In a sense, though she espouses disbelief, Colleen has accepted the “fire insurance” policy of Pascal’s Wager. And apparently this isn’t entirely uncommon. If you read some of the stories on ex-christian.net or recoveringfromreligion.org you’ll hear a lot of personal accounts of atheists who have a vestigial fear of hell. It stems from childhood indoctrination and/or life-long belief, and for many it can be extremely difficult to get over. In fact, some never do. It’s such fears and doubts which are exploited in some rumored and confirmed deathbed conversions.
Generally though, I don’t think you can doubt your way back into a faith structure. Doubt and skepticism tear down rather than build up. But some of us experience doubt about our disbelief nonetheless. And while (outside of irrational fears stemming from indoctrination) it may not be common, as it was doubt which lead to the position of disbelief in the first place, it’s still overall a good thing. No position should ever be held unquestioned, including disbelief.
Matt Dillahunty put it best on a recent episode of The Atheist Experience. Responding to a recently de-converted caller who asked, “How long did the guilt feeling stick around? Every once in a while I’ll think to myself, ‘What if I’m making a mistake?’”:
I hope it sticks around forever. .. And when I say I hope it sticks around forever; what you’re talking about isn’t so much guilt, it’s doubt. And I hope you are plagued with doubt for the rest of your life, and that you find a way to actually cherish that. Because I find it incredibly valuable. Every time that I doubt, it’s confirmation that I haven’t just switched from one dogma to another. My beliefs are based on evidence; I don’t believe anything unless there’s good evidence for it.. which means I’m a constant state of doubt. Though, there’ a lot of things that I’m really, really confident about.

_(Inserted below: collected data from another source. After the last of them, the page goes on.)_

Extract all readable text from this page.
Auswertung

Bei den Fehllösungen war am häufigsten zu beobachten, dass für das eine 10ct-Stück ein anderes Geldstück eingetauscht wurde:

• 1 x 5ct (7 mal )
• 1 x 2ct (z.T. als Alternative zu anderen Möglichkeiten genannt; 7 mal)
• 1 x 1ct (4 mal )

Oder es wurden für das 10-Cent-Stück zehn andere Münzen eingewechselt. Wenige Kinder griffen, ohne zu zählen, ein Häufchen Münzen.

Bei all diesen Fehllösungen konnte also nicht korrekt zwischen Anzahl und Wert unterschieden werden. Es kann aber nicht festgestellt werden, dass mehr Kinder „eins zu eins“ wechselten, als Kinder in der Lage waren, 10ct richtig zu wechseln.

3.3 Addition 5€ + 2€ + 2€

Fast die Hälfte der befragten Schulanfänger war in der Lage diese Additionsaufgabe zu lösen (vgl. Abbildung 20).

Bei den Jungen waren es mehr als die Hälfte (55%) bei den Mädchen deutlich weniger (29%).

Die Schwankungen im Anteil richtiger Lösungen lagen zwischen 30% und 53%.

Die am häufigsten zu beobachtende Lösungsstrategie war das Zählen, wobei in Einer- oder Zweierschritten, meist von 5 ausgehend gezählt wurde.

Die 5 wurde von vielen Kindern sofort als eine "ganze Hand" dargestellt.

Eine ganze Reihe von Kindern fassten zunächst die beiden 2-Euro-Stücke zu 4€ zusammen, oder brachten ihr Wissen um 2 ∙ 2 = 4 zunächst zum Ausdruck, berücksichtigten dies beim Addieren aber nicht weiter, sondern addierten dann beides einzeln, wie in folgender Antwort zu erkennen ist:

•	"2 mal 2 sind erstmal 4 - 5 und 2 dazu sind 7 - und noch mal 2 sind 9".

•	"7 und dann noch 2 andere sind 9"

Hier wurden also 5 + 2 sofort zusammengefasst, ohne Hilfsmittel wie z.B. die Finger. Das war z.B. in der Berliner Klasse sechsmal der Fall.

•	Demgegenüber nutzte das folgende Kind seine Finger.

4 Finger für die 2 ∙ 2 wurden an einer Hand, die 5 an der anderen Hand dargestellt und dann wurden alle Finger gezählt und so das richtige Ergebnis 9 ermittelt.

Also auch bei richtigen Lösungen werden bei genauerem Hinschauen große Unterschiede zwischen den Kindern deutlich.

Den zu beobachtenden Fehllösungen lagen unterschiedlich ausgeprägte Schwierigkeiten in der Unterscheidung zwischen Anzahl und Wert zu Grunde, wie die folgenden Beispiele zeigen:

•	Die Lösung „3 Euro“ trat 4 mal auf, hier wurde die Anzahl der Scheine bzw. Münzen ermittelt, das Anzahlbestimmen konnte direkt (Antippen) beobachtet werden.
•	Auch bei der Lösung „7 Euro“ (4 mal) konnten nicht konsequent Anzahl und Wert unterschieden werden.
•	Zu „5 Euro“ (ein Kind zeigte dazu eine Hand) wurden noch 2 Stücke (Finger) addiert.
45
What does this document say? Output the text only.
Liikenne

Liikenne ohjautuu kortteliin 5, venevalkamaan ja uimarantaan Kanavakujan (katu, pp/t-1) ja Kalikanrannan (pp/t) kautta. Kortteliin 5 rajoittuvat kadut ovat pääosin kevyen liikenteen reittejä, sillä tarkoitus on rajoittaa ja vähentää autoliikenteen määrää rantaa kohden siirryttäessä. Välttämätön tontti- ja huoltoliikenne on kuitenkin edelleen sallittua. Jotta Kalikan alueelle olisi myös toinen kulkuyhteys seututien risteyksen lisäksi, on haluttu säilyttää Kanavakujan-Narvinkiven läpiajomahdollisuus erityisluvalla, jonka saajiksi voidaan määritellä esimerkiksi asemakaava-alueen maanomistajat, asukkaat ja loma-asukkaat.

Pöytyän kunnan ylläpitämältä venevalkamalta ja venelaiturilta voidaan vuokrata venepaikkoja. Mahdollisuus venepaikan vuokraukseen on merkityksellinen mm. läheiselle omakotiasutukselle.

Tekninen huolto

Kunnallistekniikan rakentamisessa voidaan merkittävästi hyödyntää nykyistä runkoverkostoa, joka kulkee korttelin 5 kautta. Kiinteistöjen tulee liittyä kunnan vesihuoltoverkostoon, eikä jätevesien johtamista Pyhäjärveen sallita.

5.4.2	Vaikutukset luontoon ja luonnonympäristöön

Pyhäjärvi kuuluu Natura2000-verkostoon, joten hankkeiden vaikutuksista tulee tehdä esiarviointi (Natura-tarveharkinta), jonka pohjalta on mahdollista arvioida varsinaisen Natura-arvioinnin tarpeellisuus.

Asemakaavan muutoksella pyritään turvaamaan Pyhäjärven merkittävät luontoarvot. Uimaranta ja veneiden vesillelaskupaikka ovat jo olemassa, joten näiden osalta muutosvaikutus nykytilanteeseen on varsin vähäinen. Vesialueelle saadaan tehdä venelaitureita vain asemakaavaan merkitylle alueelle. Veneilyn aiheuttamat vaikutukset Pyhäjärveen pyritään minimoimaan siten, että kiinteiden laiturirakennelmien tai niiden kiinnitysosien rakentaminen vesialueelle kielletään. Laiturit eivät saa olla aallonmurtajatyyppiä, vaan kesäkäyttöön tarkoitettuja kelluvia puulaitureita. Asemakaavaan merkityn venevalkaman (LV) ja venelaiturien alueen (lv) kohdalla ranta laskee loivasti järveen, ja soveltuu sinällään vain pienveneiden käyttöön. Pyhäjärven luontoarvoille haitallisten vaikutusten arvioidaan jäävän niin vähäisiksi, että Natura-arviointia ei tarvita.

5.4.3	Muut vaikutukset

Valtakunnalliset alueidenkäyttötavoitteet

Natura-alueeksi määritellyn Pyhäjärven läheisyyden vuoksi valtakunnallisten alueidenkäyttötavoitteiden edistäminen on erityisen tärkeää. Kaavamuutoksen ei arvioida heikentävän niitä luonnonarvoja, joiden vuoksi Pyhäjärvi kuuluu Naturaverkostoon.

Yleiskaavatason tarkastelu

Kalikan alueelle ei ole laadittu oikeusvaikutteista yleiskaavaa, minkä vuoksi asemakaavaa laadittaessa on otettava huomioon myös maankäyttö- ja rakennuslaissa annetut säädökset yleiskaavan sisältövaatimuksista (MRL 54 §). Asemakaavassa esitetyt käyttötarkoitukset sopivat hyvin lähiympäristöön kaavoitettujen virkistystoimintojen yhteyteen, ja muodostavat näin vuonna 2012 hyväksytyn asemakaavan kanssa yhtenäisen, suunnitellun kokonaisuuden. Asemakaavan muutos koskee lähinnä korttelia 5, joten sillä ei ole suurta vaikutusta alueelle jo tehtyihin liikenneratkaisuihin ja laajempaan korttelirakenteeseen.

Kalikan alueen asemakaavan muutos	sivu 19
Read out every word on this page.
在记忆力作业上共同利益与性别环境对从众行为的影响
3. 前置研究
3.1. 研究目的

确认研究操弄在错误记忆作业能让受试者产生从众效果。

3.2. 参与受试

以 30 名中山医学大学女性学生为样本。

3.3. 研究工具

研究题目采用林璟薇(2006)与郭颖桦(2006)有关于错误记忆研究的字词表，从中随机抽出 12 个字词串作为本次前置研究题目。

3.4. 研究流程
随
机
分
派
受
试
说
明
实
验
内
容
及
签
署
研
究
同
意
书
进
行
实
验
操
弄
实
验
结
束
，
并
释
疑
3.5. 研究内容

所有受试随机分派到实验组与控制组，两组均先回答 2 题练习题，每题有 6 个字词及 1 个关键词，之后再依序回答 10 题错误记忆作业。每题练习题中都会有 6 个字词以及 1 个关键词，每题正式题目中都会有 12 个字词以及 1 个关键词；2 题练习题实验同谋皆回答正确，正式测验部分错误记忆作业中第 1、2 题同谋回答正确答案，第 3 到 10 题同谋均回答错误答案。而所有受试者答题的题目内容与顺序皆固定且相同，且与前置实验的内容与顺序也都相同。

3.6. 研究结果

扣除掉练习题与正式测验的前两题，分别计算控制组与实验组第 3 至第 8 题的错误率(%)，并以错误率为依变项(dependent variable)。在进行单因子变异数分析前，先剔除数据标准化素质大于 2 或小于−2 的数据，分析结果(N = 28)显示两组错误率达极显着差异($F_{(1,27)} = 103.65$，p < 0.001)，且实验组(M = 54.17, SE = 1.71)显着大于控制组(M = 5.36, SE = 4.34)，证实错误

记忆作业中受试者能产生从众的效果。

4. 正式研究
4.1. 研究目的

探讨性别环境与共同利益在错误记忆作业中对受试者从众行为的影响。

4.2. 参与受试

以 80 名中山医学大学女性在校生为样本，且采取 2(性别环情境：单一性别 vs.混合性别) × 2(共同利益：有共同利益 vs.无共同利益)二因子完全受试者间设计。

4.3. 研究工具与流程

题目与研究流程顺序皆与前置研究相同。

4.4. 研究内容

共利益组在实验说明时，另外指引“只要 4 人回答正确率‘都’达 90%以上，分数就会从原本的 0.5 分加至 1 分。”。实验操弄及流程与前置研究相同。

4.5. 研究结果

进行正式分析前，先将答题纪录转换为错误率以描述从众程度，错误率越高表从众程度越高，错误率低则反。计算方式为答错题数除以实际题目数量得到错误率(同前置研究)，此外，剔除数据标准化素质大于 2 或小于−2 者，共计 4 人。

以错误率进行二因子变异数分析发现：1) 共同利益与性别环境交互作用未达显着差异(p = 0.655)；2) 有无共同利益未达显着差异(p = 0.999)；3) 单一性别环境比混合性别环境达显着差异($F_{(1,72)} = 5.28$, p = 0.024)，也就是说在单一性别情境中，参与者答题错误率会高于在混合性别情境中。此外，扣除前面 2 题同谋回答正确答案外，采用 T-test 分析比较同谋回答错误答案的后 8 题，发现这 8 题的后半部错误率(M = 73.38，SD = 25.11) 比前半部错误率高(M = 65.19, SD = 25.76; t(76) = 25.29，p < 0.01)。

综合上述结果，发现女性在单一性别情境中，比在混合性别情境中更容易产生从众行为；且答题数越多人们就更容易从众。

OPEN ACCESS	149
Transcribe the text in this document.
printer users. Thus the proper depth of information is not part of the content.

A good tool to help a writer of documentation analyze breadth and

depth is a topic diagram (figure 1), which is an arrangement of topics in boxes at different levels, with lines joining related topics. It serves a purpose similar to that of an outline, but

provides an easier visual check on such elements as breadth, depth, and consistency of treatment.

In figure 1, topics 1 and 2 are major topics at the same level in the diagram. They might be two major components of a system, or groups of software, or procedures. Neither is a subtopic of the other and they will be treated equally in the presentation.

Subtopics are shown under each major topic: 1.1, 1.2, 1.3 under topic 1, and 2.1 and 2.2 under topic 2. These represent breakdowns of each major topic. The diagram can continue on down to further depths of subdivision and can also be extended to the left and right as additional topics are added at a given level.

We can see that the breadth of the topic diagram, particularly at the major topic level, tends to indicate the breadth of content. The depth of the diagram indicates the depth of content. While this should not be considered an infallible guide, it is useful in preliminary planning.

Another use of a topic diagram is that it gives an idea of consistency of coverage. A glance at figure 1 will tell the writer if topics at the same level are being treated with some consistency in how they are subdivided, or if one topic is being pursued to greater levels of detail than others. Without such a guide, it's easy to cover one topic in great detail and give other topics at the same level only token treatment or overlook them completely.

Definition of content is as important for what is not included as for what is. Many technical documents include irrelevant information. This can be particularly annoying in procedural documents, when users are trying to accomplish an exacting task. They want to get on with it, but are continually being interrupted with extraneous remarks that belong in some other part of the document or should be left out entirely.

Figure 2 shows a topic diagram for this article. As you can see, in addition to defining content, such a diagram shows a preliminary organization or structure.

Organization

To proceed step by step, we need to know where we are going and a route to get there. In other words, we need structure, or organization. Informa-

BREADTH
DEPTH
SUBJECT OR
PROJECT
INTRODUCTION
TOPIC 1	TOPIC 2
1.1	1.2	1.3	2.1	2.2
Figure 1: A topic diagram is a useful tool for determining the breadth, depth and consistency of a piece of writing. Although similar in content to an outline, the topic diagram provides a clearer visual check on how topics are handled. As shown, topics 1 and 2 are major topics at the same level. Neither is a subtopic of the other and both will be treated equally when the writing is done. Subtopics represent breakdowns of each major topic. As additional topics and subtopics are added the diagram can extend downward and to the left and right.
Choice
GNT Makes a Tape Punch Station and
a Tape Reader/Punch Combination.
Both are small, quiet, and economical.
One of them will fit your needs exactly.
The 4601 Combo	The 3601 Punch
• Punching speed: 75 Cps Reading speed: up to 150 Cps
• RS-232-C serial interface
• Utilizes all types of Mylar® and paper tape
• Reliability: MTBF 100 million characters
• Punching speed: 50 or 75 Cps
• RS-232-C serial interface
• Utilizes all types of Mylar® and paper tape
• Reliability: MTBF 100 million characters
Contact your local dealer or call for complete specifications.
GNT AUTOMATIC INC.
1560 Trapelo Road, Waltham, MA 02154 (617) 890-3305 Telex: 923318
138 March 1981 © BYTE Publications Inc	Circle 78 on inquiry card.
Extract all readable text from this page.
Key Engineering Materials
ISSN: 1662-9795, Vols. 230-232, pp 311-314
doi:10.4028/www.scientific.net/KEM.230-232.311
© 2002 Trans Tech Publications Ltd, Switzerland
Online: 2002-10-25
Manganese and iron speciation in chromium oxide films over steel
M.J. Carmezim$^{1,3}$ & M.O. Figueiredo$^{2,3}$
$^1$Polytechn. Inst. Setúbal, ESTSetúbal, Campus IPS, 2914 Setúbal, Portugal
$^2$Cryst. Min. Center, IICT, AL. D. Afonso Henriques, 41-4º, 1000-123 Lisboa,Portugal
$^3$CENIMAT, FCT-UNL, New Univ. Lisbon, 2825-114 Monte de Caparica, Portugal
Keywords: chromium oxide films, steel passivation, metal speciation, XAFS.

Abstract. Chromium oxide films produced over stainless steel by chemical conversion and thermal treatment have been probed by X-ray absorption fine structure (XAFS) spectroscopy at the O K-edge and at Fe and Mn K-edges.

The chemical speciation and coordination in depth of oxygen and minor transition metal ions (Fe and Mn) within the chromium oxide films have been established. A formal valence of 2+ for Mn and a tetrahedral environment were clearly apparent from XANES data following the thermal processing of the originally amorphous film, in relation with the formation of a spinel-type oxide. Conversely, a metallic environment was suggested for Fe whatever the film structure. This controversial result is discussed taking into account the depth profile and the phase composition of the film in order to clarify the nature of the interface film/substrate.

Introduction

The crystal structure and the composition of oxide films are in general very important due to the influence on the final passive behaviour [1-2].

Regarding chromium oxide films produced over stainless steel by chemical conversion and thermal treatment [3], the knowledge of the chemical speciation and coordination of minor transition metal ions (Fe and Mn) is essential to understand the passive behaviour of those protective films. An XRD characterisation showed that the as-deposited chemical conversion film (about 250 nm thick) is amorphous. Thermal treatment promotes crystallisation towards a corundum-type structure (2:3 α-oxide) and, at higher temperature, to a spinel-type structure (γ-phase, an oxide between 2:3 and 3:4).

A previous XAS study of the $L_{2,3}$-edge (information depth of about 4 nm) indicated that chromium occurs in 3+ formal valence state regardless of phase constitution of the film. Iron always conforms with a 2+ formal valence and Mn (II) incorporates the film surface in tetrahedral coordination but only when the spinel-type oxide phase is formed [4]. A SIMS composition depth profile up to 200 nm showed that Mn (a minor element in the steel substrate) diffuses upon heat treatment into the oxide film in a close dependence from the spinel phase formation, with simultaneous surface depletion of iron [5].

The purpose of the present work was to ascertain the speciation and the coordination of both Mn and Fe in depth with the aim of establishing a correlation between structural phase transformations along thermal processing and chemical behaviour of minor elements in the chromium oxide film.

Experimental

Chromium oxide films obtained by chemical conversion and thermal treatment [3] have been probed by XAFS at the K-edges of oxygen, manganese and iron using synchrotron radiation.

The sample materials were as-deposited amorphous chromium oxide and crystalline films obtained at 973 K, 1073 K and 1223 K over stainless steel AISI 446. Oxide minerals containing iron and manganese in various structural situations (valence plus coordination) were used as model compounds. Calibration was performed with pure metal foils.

Am I encouraging atheists to actively apply skepticism to their disbelief? No. There is unarguably a certain amount of redundancy to doubting one’s doubts. Doubt is the default, and intellectually honest, position until there is sufficient evidence to justify a belief. However, doubts of one’s own doubts may nevertheless be experienced. And if/when you have them, there’s no reason not to hold them in the same regard as in any other matter. It isn’t weak atheism to consider the possibility that you might be wrong… it’s strong skepticism. It’s intellectual integrity.